Every year the Department of Energy wires 10 percent of its budget, or $3 billion, into this tiny place.

(73)  Kate Brown, Plutopia, comparing Hanford to its Soviet twin Ozersk

(86)  “Someone got up and asked, ‘If you are a store owner after Katrina, should you hike up the price of flashlights?’  Greg Mankiw said yes, without hesitation.”  Ali [Zaidi] remembers thinking:  Greg Mankiw is a good guy.  But that answer is absolutely wrong.  We don’t just have markets.  We have values.  “I started to think, Ah, man, I’m probably not a Republican.”

(108)  In 1872, the average American farmer fed roughly four other people;  now the average farmers feeds about 155 other people.

(162)  The Forbes reporters were accustomed to having rich people mislead them about the size of their wealth, but nearly all of them had been trying to keep their names _off_ the list.  “In the history of the magazine only three people stand out as having made huge efforts to get on, or end up higher than they belonged,” said [Dan] Alexander.  “One was [Saudi] Prince Alwaleed.  The second was Donald Trump.  And the third was Wilbur Ross.”

(178)  “We asked the question:  What causes excessive use of police force?”  Combing the data from the ten cities, a team of researchers from several American universities found a pattern that would have been hard to spot with the naked eye.  Police officers who had just come from an emotionally fraught situation - a suicide, or a domestic abuse call in which a child was involved - were more likely to use excessive force.  Maybe the problem wasn’t as simple as a bad cop.  Maybe it was the emotional state in which the cop had found himself.  “Dispatch sent them right back out without time to decompress,” said DJ.  “Give them a break in between and maybe they behave differently."

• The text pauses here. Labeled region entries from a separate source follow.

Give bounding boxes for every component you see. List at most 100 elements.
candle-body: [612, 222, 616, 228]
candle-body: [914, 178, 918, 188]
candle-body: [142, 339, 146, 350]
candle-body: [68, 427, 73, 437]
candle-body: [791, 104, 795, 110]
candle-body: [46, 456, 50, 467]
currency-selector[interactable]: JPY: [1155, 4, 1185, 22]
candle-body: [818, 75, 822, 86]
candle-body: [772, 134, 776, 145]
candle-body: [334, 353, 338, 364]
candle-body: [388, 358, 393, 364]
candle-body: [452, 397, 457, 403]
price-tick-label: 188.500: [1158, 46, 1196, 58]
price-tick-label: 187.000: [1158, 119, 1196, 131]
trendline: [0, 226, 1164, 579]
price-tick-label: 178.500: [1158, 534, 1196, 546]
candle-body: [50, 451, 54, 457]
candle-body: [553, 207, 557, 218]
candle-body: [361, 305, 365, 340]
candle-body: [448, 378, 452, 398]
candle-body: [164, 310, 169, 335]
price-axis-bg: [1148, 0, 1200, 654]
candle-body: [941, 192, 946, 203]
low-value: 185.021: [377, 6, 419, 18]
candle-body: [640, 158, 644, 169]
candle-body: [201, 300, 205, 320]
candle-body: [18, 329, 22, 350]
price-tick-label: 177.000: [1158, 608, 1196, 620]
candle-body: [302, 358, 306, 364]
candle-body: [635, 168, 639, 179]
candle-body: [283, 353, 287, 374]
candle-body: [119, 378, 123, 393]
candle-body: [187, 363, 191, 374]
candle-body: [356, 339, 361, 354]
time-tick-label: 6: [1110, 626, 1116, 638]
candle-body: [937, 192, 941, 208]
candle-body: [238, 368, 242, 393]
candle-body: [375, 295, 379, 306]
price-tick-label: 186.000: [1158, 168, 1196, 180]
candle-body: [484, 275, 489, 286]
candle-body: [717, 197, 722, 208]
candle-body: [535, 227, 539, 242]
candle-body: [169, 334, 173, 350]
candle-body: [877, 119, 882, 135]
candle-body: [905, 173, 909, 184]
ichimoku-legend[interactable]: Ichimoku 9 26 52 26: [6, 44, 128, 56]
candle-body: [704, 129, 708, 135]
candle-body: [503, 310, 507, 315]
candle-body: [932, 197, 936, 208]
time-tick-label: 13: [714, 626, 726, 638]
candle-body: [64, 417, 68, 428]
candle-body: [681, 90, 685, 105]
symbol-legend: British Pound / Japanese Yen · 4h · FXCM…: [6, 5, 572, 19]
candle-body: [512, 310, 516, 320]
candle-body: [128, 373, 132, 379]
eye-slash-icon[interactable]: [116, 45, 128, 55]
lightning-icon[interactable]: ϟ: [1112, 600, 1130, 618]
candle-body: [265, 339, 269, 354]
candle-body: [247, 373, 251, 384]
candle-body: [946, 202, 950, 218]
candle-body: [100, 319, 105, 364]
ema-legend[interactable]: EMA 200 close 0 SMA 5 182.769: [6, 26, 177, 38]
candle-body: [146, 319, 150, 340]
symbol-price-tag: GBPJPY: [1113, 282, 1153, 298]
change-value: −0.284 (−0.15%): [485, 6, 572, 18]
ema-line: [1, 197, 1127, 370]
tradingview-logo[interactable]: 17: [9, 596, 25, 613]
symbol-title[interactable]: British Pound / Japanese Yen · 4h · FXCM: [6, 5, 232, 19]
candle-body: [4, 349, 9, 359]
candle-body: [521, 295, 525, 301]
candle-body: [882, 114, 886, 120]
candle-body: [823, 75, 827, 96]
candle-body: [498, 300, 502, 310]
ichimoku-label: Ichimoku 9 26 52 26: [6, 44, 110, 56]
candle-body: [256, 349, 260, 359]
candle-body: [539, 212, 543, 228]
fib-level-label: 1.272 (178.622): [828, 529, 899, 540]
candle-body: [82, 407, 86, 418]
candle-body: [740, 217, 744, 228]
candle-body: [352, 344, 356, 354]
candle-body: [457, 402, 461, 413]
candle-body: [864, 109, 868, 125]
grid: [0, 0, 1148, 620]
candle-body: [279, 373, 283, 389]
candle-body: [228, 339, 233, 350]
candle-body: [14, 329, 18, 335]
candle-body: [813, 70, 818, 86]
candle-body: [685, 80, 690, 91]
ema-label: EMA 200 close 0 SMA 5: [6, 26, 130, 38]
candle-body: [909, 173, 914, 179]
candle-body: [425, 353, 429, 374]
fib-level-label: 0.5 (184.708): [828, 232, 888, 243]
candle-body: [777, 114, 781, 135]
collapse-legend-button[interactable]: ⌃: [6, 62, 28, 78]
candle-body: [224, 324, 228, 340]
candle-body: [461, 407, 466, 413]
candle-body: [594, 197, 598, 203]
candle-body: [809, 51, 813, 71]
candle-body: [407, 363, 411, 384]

(186)  The Climate Corporation had turned farming into decision science, and a matter of probabilities.  The farmer was no longer playing roulette but blackjack.  And David Friedberg was helping him to count the cards.
NB:  The Climate Corporation does micro-weather to help farmers plant, fertilize, and harvest at the optimal times.

(191)  There was a rift in American life that was now coursing through American government.  It wasn’t between Democrats and Republicans.  It was between the people who were in it for the mission, and the people who were in it for the money.

(194)  The relationship between the people and their government troubled her [Kathy Sullivan].  The government was the mission of an entire society:  why was the society undermining it?   “I’m routinely appalled by how profoundly ignorant even highly educated people are when it comes to the structure and function of our government,” she said.  “The sense of identity as Citizen has been replaced by Consumer.  The idea that government should serve the citizens like a waiter or concierge, rather than in a ‘collective good’ sense.”

(207)  “A government agency does not have an incentive to hype.  Private companies have an incentive to hype.  The problem when you hype is that you reduce confidence in _all_ weather forecasts, because no one knows the source of the information.”

Lewis reports that at both the DOE and NOAA, the Trmpists were more interested in quashing climate change work more than anything else.  He looked at DOE, Department of Ag, and Department of Commerce.